We have all heard about the spike in ADHD (attention-deficit hyperactivity disorder) among school-age children, a phenomenon that has inspired untold titles on best-seller lists and endless controversy among physicians, educators and parents about how to help children who struggle to pay attention.
But what about the undiagnosed and untreated cases of a similar malady that haunts millions of wives and mothers across the fruited plain: Domestic ADD (sometimes called always distracted by housework disorder, or ADHD).
This is real, people. It strikes women during childbearing years and lingers through menopause, until at last it mimics the symptoms of the now familiar "senior moment," a series of brief, addled episodes of complete confusion.
Oh, wait. The buzzer on the dryer just went off. I'll be right back …
… OK, here I am again. Had to fold two loads of laundry, sweep the kitchen floor, refill the dog dish and put five potatoes on the kitchen counter. I still have to peel them and put them in the crockpot. I hope I don't forget.
Anyway, as I was saying, domestic ADD is evident in millions of households across America. It cuts across socioeconomic boundaries, racial and ethnic differences and religious divisions. It strikes women at their most vulnerable moments – while talking on the phone to our mothers, for example, or when hunting the house for a pair of lost sneakers.
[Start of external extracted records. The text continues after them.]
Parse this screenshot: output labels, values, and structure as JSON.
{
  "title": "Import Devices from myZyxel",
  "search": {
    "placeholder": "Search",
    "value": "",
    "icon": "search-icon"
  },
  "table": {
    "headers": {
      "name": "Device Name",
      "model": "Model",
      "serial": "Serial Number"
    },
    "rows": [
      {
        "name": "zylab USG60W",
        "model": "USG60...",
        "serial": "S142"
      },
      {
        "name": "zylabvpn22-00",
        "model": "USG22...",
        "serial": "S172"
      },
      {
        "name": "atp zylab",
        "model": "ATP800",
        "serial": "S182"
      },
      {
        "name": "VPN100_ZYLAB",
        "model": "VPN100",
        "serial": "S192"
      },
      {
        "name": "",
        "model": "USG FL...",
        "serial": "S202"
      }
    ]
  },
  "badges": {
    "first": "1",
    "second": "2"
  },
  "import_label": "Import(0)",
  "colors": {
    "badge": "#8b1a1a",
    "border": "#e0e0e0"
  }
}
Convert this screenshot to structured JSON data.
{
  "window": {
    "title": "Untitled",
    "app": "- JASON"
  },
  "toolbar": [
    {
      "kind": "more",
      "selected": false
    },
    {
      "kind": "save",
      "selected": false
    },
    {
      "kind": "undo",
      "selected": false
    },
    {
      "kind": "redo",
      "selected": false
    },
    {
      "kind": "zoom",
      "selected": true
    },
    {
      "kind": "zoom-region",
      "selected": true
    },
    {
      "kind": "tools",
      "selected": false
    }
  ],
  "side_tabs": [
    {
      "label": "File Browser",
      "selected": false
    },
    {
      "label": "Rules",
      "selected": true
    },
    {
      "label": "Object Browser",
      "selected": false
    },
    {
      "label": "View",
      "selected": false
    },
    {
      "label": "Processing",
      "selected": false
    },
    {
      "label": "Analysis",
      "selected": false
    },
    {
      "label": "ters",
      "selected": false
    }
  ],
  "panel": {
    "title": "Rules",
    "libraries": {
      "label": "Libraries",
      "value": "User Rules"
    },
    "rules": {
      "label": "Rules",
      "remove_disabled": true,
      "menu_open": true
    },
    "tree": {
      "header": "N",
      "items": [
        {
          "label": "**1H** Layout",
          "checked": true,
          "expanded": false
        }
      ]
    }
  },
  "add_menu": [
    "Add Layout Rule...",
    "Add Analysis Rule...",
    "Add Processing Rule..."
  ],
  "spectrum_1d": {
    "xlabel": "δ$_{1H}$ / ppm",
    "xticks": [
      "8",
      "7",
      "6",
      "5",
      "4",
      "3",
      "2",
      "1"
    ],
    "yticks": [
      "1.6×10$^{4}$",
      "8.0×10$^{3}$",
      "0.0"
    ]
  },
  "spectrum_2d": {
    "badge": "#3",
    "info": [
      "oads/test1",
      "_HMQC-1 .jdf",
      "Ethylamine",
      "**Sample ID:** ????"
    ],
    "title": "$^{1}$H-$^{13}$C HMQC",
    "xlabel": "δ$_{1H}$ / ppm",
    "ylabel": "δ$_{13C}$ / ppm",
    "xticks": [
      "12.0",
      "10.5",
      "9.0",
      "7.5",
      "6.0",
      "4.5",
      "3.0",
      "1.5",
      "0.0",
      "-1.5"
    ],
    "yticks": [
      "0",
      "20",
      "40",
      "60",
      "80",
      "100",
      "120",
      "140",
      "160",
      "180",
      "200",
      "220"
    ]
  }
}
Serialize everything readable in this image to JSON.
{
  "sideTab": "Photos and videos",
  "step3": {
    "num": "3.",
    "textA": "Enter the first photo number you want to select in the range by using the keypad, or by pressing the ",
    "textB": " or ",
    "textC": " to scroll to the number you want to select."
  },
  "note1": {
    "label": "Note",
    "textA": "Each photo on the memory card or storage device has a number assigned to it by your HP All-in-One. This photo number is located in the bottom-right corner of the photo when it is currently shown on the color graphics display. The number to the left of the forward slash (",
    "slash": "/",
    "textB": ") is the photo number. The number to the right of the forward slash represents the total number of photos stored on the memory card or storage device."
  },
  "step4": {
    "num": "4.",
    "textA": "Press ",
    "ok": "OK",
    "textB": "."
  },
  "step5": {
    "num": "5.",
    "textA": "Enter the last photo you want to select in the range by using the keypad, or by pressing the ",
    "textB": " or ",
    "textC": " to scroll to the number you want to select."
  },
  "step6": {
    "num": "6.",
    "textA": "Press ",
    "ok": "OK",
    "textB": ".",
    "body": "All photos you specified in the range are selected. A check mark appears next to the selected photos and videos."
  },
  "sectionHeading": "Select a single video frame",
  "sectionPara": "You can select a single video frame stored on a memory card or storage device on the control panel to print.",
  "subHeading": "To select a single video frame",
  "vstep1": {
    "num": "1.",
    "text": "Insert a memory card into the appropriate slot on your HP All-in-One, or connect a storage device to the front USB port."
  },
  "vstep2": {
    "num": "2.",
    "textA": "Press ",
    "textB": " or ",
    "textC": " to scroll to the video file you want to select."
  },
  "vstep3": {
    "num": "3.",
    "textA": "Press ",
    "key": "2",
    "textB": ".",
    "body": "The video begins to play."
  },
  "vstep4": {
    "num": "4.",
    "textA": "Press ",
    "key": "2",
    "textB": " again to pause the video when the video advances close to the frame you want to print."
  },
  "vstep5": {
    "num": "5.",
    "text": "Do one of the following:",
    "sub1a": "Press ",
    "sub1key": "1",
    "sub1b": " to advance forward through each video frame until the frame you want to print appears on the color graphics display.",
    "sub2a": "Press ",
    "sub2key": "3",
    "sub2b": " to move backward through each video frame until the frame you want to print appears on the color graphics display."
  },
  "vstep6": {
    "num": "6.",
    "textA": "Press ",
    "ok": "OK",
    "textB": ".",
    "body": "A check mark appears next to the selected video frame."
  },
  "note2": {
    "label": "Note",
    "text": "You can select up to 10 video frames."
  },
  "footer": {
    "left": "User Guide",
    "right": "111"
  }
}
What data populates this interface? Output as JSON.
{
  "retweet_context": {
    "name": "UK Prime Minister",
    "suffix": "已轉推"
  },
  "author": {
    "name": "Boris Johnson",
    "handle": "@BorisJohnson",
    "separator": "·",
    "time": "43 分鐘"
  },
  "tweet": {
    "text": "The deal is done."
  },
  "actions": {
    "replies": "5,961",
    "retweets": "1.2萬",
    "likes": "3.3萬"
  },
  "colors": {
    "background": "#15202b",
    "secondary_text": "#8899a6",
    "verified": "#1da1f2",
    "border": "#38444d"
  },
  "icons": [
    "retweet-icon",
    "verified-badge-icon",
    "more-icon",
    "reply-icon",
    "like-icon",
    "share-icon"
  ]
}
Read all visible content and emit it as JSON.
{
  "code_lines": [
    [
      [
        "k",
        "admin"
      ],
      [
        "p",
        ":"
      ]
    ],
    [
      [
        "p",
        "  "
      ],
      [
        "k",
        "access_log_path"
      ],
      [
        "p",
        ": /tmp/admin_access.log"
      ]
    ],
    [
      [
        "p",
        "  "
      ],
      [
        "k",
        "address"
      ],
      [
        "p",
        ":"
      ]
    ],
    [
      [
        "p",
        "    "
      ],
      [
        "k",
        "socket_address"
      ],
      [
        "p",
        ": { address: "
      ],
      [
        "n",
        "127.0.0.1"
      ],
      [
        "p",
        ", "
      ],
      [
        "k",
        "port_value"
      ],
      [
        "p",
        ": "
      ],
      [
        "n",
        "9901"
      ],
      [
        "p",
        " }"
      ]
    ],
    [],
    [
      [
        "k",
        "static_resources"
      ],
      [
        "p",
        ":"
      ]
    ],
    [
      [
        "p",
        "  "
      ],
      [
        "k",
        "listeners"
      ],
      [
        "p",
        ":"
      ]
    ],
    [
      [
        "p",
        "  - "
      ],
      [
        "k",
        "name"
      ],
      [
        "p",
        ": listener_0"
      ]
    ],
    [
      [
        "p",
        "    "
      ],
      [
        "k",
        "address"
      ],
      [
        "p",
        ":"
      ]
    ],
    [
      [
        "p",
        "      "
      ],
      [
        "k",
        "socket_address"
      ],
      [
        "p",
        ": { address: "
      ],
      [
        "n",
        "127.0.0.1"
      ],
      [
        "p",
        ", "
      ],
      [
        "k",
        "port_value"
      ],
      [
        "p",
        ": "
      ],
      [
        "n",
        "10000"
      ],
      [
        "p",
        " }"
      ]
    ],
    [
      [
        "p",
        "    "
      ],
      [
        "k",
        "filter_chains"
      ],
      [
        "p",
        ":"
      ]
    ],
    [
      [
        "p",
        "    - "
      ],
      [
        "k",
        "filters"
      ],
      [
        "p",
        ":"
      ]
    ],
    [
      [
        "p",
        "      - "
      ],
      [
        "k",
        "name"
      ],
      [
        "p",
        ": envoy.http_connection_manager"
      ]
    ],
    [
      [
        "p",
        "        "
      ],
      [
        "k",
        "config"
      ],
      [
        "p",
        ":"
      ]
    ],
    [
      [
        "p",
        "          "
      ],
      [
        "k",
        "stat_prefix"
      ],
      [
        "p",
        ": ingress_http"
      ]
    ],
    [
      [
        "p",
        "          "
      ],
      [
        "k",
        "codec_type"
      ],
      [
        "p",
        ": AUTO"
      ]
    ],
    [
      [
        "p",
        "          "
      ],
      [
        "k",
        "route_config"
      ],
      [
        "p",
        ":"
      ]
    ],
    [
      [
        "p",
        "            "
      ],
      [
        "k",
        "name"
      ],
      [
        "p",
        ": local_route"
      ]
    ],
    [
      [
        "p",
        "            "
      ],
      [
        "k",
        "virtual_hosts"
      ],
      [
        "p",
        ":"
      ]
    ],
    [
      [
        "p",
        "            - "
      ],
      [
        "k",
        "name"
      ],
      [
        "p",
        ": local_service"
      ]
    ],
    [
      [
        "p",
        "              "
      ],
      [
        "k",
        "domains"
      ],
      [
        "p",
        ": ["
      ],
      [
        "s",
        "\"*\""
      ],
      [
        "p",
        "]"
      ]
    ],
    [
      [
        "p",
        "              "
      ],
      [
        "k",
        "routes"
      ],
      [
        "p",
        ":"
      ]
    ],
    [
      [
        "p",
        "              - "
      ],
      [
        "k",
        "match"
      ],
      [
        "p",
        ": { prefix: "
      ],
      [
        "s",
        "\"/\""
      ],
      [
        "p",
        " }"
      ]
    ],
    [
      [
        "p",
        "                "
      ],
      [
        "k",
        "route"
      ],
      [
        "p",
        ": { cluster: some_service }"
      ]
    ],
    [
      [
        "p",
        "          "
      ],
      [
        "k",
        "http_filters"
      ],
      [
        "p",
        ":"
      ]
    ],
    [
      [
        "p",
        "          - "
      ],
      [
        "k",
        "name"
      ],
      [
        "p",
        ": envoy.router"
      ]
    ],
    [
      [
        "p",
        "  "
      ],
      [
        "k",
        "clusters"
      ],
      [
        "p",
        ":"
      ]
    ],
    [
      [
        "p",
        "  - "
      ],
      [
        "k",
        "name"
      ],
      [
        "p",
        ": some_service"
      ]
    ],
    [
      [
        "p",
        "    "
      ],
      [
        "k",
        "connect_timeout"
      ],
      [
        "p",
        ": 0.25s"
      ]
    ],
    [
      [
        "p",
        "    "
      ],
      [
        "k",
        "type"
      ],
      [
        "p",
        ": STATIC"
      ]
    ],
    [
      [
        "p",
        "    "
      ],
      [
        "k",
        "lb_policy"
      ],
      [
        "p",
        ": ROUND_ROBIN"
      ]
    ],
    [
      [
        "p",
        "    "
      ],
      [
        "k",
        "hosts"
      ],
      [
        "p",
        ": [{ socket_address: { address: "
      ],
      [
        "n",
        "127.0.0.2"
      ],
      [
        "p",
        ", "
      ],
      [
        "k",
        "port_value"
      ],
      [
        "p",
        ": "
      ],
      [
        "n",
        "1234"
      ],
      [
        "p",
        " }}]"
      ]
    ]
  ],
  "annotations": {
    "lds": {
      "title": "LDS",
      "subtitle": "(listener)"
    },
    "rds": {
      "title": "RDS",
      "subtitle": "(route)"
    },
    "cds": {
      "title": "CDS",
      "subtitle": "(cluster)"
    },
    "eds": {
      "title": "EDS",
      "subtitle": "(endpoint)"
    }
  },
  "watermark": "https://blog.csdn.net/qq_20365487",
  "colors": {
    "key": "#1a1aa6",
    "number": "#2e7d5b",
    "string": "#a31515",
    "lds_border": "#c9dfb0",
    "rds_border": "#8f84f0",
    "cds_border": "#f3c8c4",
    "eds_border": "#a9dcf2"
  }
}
Suddenly, without explanation, we are overtaken by the urge to shop for shoes on the Internet or sort our jewelry boxes or weed out the clothes that no longer fit our 10-year-olds. Without warning – and certainly without planning – we find ourselves departing from a well-defined "to do" list only to peruse a long-forgotten photo album or scrub the grout in the bathroom with a bleach-soaked toothbrush.
Hold that thought. I'm just going to run out really quickly to get the mail …
… I'm back. And let me just ask these questions: Why can a woman never find the Wite-Out when she needs it? And why do we bother to fill a closet with hangers when our teenage daughters won't use them? And what is my user name and password for the public library's Web site?
Whatever. I digress …
Yes, back to the subject at hand, which is: Why can women not stay on the subject at hand? I think I know the answer to this burning question, and if I can articulate it, I might just write a best-seller and go on Oprah to discuss the social tragedy of unfocused and disorganized women who suffer silently behind closed doors, too ashamed and embarrassed to let anyone in the house see the pile of stuff covering the dining room table.
That presumes, of course, that I could finish such a book, much less the one I started reading a month ago that is sitting on the nightstand next to my bed. But first I have to finish sweeping the cobwebs from the ceiling in the basement storage room, not to mention peel the potatoes.
If you ask women what we'd like more of — money, sex or time –we'll always say we want more time. Foolishly, men believe we want extra time to make more money and have more sex. But the truth is, we want to be able to finish the baby books we started for our children in time to give to them as high school graduation gifts. Also, we'd like to know what it feels like to climb into bed at night in a home where every room is clean on the same day.
Alas, we are simply misunderstood. I would explain further, but it's time to pick up the children from school and begin an afternoon of chauffeuring them to practices and lessons. Then it's a trip to the grocery store, a quick pass at the dry cleaners and a stop at the bookstore for a birthday gift.
The bookstore … that reminds me … maybe I'll look for a book on how to stay on task.